How to Build a Shelter – Things you must know
Spending a lonely night amidst a cold forest calls for building an instant shelter with the materials in hand to survive the deadly night. Thus, learning survival techniques is an essential requisite for a daring adventurer. Survival is a decision and the techniques involved are meant to offer a fighting chance. Food, clothing and shelter being the 3 basic needs, the last is important on several fronts.
A shelter acts as a shield protecting you from rough weather and wildlife intruders, thus providing psychological comfort. Seeking the best shelter accounts for the following strategies.
• Smaller shelters located near water sources are best to retain heat. Survivor of wreckage should better stay at a visible spot near the wreckage. Natural hazards like dead trees that could fall, cliffs and dry riverbeds could better be avoided.
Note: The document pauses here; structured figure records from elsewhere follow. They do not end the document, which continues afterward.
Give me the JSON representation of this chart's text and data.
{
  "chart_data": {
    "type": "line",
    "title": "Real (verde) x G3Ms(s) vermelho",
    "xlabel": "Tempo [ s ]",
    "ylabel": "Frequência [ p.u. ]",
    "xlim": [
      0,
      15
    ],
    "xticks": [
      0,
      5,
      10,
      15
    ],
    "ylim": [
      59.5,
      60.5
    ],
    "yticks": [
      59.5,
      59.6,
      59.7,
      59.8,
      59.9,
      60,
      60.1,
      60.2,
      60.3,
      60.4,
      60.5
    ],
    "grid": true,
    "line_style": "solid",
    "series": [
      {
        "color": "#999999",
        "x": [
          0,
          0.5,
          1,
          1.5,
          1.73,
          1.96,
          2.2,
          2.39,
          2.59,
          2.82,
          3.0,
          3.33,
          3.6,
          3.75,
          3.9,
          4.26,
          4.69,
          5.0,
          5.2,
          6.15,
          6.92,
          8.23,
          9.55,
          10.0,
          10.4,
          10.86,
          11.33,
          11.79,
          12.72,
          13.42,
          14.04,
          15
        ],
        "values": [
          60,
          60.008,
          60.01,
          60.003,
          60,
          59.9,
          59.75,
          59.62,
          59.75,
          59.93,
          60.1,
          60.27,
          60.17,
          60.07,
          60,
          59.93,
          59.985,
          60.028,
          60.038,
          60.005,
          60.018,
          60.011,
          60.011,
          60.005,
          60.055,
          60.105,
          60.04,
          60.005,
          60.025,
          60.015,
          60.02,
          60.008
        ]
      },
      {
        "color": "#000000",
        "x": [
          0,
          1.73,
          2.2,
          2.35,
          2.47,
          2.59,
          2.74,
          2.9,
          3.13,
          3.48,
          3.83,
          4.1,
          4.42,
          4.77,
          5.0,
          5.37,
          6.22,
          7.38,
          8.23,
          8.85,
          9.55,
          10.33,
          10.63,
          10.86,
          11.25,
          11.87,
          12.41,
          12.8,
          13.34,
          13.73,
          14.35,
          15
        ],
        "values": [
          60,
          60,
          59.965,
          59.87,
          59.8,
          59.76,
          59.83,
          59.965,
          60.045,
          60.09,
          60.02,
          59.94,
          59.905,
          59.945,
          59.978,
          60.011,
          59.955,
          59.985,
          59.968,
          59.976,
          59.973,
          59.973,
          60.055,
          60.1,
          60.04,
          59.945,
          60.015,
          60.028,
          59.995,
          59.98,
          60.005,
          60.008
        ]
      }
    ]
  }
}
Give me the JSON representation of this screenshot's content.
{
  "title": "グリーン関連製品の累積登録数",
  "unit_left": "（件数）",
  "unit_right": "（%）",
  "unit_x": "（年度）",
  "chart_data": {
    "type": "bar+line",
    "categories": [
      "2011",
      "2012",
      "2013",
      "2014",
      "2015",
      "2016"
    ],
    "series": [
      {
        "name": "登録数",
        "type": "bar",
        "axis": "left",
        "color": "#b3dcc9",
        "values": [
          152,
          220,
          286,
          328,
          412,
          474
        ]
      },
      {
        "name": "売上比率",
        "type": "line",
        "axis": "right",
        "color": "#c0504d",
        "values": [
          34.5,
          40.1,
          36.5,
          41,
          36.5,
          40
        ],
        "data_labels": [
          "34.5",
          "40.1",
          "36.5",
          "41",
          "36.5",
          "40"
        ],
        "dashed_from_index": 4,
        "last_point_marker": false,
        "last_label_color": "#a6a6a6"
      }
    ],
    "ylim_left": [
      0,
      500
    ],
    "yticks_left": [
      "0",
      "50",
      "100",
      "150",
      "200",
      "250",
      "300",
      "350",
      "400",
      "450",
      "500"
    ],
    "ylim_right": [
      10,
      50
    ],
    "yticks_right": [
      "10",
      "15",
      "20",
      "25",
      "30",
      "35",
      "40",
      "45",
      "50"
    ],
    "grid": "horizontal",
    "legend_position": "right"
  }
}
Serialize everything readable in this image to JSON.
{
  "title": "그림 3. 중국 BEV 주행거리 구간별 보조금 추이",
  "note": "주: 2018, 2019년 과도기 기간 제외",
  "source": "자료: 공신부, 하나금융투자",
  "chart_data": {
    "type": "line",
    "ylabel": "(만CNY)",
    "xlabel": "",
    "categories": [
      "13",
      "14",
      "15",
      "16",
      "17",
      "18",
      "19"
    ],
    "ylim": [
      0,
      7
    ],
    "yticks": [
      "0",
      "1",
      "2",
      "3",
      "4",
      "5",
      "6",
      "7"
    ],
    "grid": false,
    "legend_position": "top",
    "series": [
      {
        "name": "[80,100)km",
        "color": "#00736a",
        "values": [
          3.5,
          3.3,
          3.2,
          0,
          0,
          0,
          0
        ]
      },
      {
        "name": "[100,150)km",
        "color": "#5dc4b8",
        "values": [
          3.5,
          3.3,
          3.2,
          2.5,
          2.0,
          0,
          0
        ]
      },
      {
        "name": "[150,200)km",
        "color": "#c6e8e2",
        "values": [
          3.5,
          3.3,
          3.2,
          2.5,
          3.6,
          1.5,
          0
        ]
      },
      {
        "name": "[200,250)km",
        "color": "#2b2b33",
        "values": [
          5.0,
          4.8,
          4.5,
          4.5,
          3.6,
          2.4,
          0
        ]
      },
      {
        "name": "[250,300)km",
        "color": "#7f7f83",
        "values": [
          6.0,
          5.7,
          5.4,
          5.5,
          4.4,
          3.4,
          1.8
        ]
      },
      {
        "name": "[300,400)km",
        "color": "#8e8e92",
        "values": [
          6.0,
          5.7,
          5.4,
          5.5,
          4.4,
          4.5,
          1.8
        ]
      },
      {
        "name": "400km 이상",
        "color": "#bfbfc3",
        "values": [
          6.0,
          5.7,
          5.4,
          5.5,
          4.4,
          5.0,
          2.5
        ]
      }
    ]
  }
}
• A ventilated shelter facilitates fire making inside or near the entrance. Branches and boulders prevent animals from getting in as well as retain heat inside. Sleeping on a pile of grass or pine needles helps maintain body heat. Fir tree branches and snow offer great insulation from the cold. Stacked up heated rocks provide extra warmth.
• Frozen water over thatched roofs act as protective insulator in freezing weather conditions.
• For the rainy season, make cover on flat or sloped land to allow drainage of rainwater, instead of burrowing a hole on the ground and covering with boughs.
• When using caves as shelter, its better to remain close to the mouth.
• Metals should better be avoided for roofs, as they tend to reflect away sun while deflecting the rain and wind.
• To avoid suffocating conditions due to formation of carbon monoxide gas, make sure you turn off the stove or lantern or any fire source inside the shelter.
Alternative shelter options
Since an emergency shelter is required just for survival and not for comfort, so anything could be used as a temporary refuge. While hollow trees could be used as sleeping burrows, an overhang could also prevent you against wind and rain. Dense tree branches act as instant canopy, as logs and rocks help check the wind.
• On hand materials like bits of discarded climbing rope, ripped plastic sheeting, old hiking boot, ponchos, nylon hammocks or parachutes come to best use for building shelters in worst of conditions.
• The basic idea is to spread something above you to serve as a temporary roof. A poncho or any kind of plastic sheeting could be tied to two or four trees to form a canopy. While a lean-to shelter can be made by tying two opposite corners of the poncho to trees leaving the other end to slant diagonally to the ground secured with stick stakes or heavy rocks.
• A tent shaped shelter may be built by running rope down the center of the poncho between two trees and staking the sides into the ground with sharp sticks to create an A-frame. A one-person tent may be built from tree branches without even using rope. The prime concept is to make a frame and then wrap a cover overhead and to the sides.
• Hanging cots could also be created by rolling sturdy branches into the sheet like a long scroll, leaving some exposed wood at each end, while lashing the cot to four trees a few feet above the ground. Added overhead covers give shape to an elevated platform.
Field Expedient Shelters are shelters built employing the same techniques, except for the roof that is built by branches and thickets in slanting manner for insulation and drainage of rainwater. It built by using Field Expedient tools when there is nothing else at hand. Well-insulated and easy to build huts are known as debris huts, while those built with evergreen tress amidst snow are called tree-pit snow shelters.
However, the most important thing is to remain calm and in control during emergency situations. Basic shelters are easy to construct and essential for surviving the harsh elements of nature.